The vulnerability identified as CVE-2026-32261 affects the Webhooks plugin for Craft CMS, specifically versions from 3.0.0 up to but not including 3.2.0. The plugin enables management of webhooks that trigger GET or POST requests upon certain events. The core issue arises from the plugin rendering user-supplied template content through Twig's renderString() function without applying sandbox restrictions. Twig is a templating engine that, when improperly sandboxed, can allow execution of arbitrary PHP functions embedded in templates. An authenticated user with access to the Craft control panel and permissions to use the Webhooks plugin can exploit this by injecting malicious Twig template code. Notably, this exploitation is possible even if the configuration setting allowAdminChanges is set to false, which normally restricts administrative modifications. The vulnerability falls under CWE-1336, which concerns improper neutralization of special elements in template engines, leading to code injection. The CVSS 4.0 base score is 8.5, reflecting high severity due to network attack vector, low complexity, no user interaction, and high impact on confidentiality, integrity, and availability. No known exploits are reported in the wild as of the publication date. The vendor addressed the vulnerability in Webhooks plugin version 3.2.0 by presumably adding sandbox protections or otherwise restricting template execution capabilities.
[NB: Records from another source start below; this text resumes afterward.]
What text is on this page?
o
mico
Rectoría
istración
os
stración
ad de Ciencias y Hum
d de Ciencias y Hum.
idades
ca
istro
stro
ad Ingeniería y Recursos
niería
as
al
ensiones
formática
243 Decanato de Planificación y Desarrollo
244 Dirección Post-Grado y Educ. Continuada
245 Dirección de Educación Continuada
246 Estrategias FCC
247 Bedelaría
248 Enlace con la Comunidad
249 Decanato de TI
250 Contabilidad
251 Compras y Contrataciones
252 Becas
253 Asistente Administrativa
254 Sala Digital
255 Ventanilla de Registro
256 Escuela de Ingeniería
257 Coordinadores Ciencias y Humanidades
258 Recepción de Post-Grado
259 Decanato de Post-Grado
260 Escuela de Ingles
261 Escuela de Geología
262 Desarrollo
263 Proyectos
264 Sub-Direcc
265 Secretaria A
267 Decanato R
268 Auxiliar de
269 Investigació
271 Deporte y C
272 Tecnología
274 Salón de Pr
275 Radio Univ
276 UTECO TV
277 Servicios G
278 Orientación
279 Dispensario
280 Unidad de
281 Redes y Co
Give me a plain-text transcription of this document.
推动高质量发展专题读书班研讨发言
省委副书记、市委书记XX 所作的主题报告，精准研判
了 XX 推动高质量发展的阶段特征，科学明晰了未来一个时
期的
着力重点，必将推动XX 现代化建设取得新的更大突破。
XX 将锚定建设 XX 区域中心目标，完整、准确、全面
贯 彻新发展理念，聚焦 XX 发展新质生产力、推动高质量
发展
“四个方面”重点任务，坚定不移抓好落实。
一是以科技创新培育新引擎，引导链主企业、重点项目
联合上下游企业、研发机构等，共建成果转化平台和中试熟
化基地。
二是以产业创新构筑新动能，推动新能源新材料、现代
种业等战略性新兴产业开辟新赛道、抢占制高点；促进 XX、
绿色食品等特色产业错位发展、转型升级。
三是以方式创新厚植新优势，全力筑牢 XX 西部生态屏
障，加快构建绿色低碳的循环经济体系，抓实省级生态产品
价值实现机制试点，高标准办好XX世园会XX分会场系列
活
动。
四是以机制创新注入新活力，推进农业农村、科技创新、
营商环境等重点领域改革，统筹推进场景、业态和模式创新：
This vulnerability allows an authenticated user with specific permissions to execute arbitrary PHP code on the server hosting Craft CMS. The impact includes potential full system compromise, unauthorized data access or modification, disruption of service, and the ability to pivot to other internal systems. Since the vulnerability requires authenticated access to the control panel and Webhooks plugin, the risk is primarily to organizations that have multiple users with elevated permissions or weak internal access controls. Exploitation could lead to data breaches, defacement, or deployment of malware such as ransomware. Given Craft CMS's use in many content management scenarios, affected organizations could face significant operational and reputational damage. The lack of sandboxing means the attacker can bypass typical template restrictions, increasing the severity of the impact. Organizations that do not promptly patch remain vulnerable to targeted attacks, especially from insiders or compromised credentials.

Organizations should immediately upgrade the Craft CMS Webhooks plugin to version 3.2.0 or later, where the vulnerability is patched. Until upgrading is possible, restrict access to the Craft control panel and Webhooks plugin to only trusted and necessary users, enforcing the principle of least privilege. Implement strong authentication mechanisms, such as multi-factor authentication, to reduce the risk of credential compromise. Monitor logs for unusual template submissions or webhook configurations that could indicate exploitation attempts. Consider disabling the Webhooks plugin if it is not essential to operations. Additionally, review and harden server-side PHP configurations to limit the impact of arbitrary code execution, such as disabling dangerous PHP functions and using application-level sandboxing where feasible. Regularly audit user permissions and conduct security awareness training to prevent insider threats. Finally, maintain up-to-date backups to enable recovery in case of compromise.